Many people here in America have heard of assisted suicide and believe that it is something that doesn’t really happen here. It’s the kind of thing you imagine in some dystopian novel or a distant land where human life is treated like a commodity, bartered away in the name of convenience. But most are unaware that several states have already legalized this grotesque practice—and now Democrats in Congress are working overtime to overturn a ban on federal funding for this atrocity, a ban that has stood as a frail but essential line against the tide of nihilism threatening to engulf our nation.
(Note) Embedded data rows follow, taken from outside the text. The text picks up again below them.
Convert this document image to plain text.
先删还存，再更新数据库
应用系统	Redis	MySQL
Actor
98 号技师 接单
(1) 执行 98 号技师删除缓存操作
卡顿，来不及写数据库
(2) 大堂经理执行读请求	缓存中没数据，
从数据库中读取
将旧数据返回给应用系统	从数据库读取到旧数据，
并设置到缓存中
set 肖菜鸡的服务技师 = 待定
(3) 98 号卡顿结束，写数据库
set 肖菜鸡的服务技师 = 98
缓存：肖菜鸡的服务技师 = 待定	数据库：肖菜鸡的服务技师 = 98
Let’s call this ideology what it is, a worldview utterly devoid of any acknowledgment of God. It is a worldview that sees life—not as a gift entrusted to mankind by its Creator—but as a disposable burden, a mere chemical existence that can be snuffed out when it becomes inconvenient.
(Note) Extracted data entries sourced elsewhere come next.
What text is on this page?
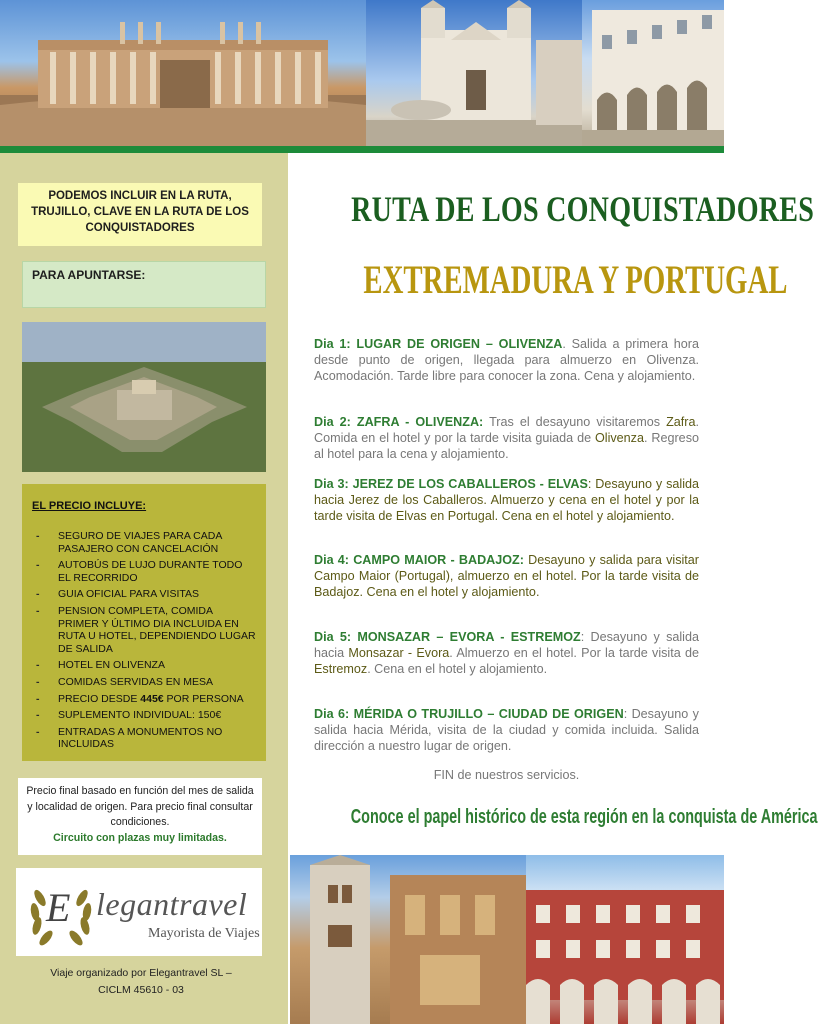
PODEMOS INCLUIR EN LA RUTA, TRUJILLO, CLAVE EN LA RUTA DE LOS CONQUISTADORES
PARA APUNTARSE:
EL PRECIO INCLUYE:
- SEGURO DE VIAJES PARA CADA PASAJERO CON CANCELACIÓN
- AUTOBÚS DE LUJO DURANTE TODO EL RECORRIDO
- GUIA OFICIAL PARA VISITAS
- PENSION COMPLETA, COMIDA PRIMER Y ÚLTIMO DIA INCLUIDA EN RUTA U HOTEL, DEPENDIENDO LUGAR DE SALIDA
- HOTEL EN OLIVENZA
- COMIDAS SERVIDAS EN MESA
- PRECIO DESDE 445€ POR PERSONA
- SUPLEMENTO INDIVIDUAL: 150€
- ENTRADAS A MONUMENTOS NO INCLUIDAS
Precio final basado en función del mes de salida y localidad de origen. Para precio final consultar condiciones.
Circuito con plazas muy limitadas.
E legantravel
Mayorista de Viajes
Viaje organizado por Elegantravel SL –
CICLM 45610 - 03
RUTA DE LOS CONQUISTADORES
EXTREMADURA Y PORTUGAL
Dia 1: LUGAR DE ORIGEN – OLIVENZA. Salida a primera hora desde punto de origen, llegada para almuerzo en Olivenza. Acomodación. Tarde libre para conocer la zona. Cena y alojamiento.
Dia 2: ZAFRA - OLIVENZA: Tras el desayuno visitaremos Zafra. Comida en el hotel y por la tarde visita guiada de Olivenza. Regreso al hotel para la cena y alojamiento.
Dia 3: JEREZ DE LOS CABALLEROS - ELVAS: Desayuno y salida hacia Jerez de los Caballeros. Almuerzo y cena en el hotel y por la tarde visita de Elvas en Portugal. Cena en el hotel y alojamiento.
Dia 4: CAMPO MAIOR - BADAJOZ: Desayuno y salida para visitar Campo Maior (Portugal), almuerzo en el hotel. Por la tarde visita de Badajoz. Cena en el hotel y alojamiento.
Dia 5: MONSAZAR – EVORA - ESTREMOZ: Desayuno y salida hacia Monsazar - Evora. Almuerzo en el hotel. Por la tarde visita de Estremoz. Cena en el hotel y alojamiento.
Dia 6: MÉRIDA O TRUJILLO – CIUDAD DE ORIGEN: Desayuno y salida hacia Mérida, visita de la ciudad y comida incluida. Salida dirección a nuestro lugar de origen.
FIN de nuestros servicios.
Conoce el papel histórico de esta región en la conquista de América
It dresses itself up in the language of “compassion” and “dignity,” but beneath its polished rhetoric lies a callous rejection of the sanctity of life. Assisted suicide is not simply a legislative proposal or a controversial medical procedure designed to eliminate a “burden” on society. Rather, it is a theological declaration, a clenched fist raised against the God who gives and sustains life.
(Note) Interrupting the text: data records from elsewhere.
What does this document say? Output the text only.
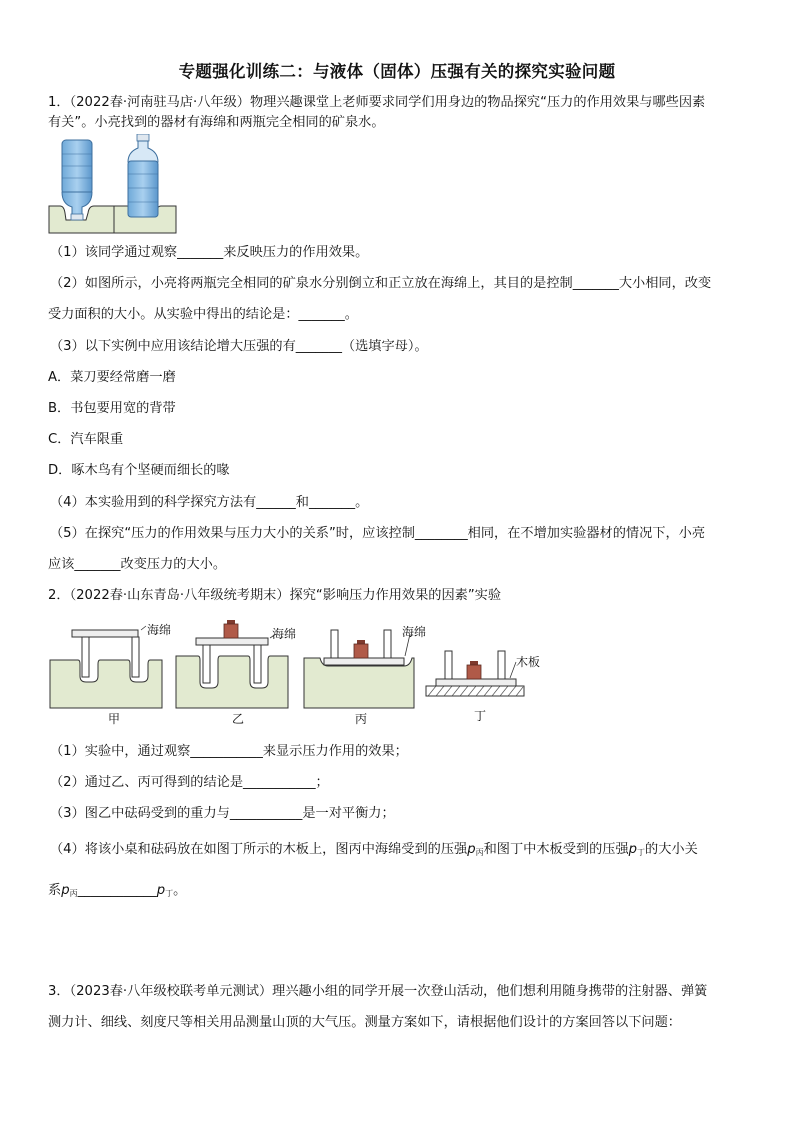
专题强化训练二：与液体（固体）压强有关的探究实验问题
1．（2022春·河南驻马店·八年级）物理兴趣课堂上老师要求同学们用身边的物品探究“压力的作用效果与哪些因素
有关”。小亮找到的器材有海绵和两瓶完全相同的矿泉水。
（1）该同学通过观察_______来反映压力的作用效果。
（2）如图所示，小亮将两瓶完全相同的矿泉水分别倒立和正立放在海绵上，其目的是控制_______大小相同，改变
受力面积的大小。从实验中得出的结论是：_______。
（3）以下实例中应用该结论增大压强的有_______（选填字母）。
A．菜刀要经常磨一磨
B．书包要用宽的背带
C．汽车限重
D．啄木鸟有个坚硬而细长的喙
（4）本实验用到的科学探究方法有______和_______。
（5）在探究“压力的作用效果与压力大小的关系”时，应该控制________相同，在不增加实验器材的情况下，小亮
应该_______改变压力的大小。
2．（2022春·山东青岛·八年级统考期末）探究“影响压力作用效果的因素”实验
海绵	海绵	海绵
木板
甲	乙	丙	丁
（1）实验中，通过观察___________来显示压力作用的效果；
（2）通过乙、丙可得到的结论是___________；
（3）图乙中砝码受到的重力与___________是一对平衡力；
（4）将该小桌和砝码放在如图丁所示的木板上，图丙中海绵受到的压强$p_丙$和图丁中木板受到的压强$p_丁$的大小关
系$p_丙\_\_\_\_\_\_\_\_\_\_\_\_p_丁$。
3．（2023春·八年级校联考单元测试）理兴趣小组的同学开展一次登山活动，他们想利用随身携带的注射器、弹簧
测力计、细线、刻度尺等相关用品测量山顶的大气压。测量方案如下，请根据他们设计的方案回答以下问题：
What does it even mean to claim the “right” to end one’s own life? Or worse, to bestow upon doctors the authority to become merchants of death? We’re already dealing with this as a nation when it comes to abortion—and God has not blessed us for it. The very notion presumes that life belongs to the individual—a deep contradiction to the revealed Word of our Creator that our lives are not our own.
"And for your lifeblood I will require a reckoning... for God made man in His own image," Genesis 9:5–6 says. To embrace assisted suicide is to rob God of His rightful authority, seizing the pen from His hand and rewriting the story He is authoring. It is cosmic plagiarism, plain and simple.
At the federal level, H.R. 8137, the so-called “Patient Access to End of Life Care Act,” is nothing more than a blueprint for institutionalized rebellion against God. By lifting federal restrictions on funding for assisted suicide, this bill would transform what should be unthinkable into a taxpayer-funded industry of despair.